Keat Chhon, Other Ministers Likely to Retain Portfolios

Keat Chhon will remain fi­nance minister and is one of at least nine ministers slated to retain current posts, party and diplomatic officials said this week.

Keat Chhon, a CPP central committee mem­­­­ber who left the Kh­mer Rouge in 1984, is viewed as a technocrat capable of renegotiating financial aid packages with international donors.

“This is a positive step for the new government,” said one Asian diplomat, noting that Commerce Minis­ter Cham Prasidh, Minister of the­ Council of Ministers Sok An and Finance Undersecretary of State Chhay Than had also been considered for the post. “Keat Chhon has credibility in the international community.”

Te Duong Tara, an economic advise­r to the government, said many ministers within the CPP would keep their jobs in the soon-to-be appointed government.

“Not only Keat Chhon, but other ministers, too,” Te Duong Tara said Thursday.

One government official said he didn’t expect Keat Chhon to remain in the post for more than a year—“Only until the aid agreements are renegotiated.”

Chhay Than would not confirm whether he would move from Finance to the top position at the Planning Ministry, as has been reported in the Khmer-language press. “I only read the newspapers,” he said Thursday.

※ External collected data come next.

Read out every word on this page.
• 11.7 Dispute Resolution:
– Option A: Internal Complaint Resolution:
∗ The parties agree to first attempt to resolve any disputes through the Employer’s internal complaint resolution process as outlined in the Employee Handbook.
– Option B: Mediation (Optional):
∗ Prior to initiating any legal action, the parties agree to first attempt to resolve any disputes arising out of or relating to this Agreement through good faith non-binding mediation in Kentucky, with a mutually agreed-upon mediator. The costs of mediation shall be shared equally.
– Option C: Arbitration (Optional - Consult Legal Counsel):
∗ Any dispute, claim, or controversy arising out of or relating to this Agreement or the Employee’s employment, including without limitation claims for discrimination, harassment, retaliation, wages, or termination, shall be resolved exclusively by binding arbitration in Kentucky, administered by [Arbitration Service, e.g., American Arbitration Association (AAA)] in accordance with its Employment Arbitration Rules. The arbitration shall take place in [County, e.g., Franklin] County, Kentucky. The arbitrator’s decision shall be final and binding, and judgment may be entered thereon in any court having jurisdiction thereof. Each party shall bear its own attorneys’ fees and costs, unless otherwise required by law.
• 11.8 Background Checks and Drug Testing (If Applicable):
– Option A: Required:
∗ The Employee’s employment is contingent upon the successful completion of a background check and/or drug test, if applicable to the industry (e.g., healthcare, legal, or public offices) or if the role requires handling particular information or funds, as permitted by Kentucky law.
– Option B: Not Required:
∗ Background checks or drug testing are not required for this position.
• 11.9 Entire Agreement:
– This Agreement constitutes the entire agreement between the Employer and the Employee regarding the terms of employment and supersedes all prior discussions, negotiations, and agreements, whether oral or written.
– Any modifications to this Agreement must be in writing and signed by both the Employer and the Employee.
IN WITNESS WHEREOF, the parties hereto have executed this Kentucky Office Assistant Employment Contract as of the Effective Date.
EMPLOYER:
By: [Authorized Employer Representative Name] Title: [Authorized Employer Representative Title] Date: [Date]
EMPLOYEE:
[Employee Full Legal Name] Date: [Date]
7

Official new minister appointments are not expected to be announced until next week.

Each party will also appoint one deputy prime minister and head up one secretariat. The Sam Rainsy Party will not be included in the government.

Senior CPP and Funcinpec officials have made their selections for nearly all the posts. How­ever, officials would not confirm who the CPP would name to lead the Industry Ministry or the Social Welfare Ministry.

On the Funcinpec side, a top party official said Thursday night that Princess Norodom Bopha Devi was leaning towards not accepting the Ministry of Culture portfolio and that Ahmad Yahya was wavering on whether to accept the Parliamentary Rel­ations and Inspection post. Two sources said the party was unsettled on the Justice position, and Khek Vandy was mentioned as a possible candidate both for justice minister and for the governor of Phnom Penh.

Chhim Seak Leng, the former Funcinpec governor of Phnom Penh, is expected to be minister of rural development but claimed to not know about it. “I got excited when I saw my name…in the paper, but I don’t know anything about it,” he said Thursday.

Chhea Song, whom newspapers and government insiders have repeatedly tapped to be the next CPP minister of agriculture, also would not confirm his appointment. “I have not received it as official,” the Agriculture secretary of state said Thursday.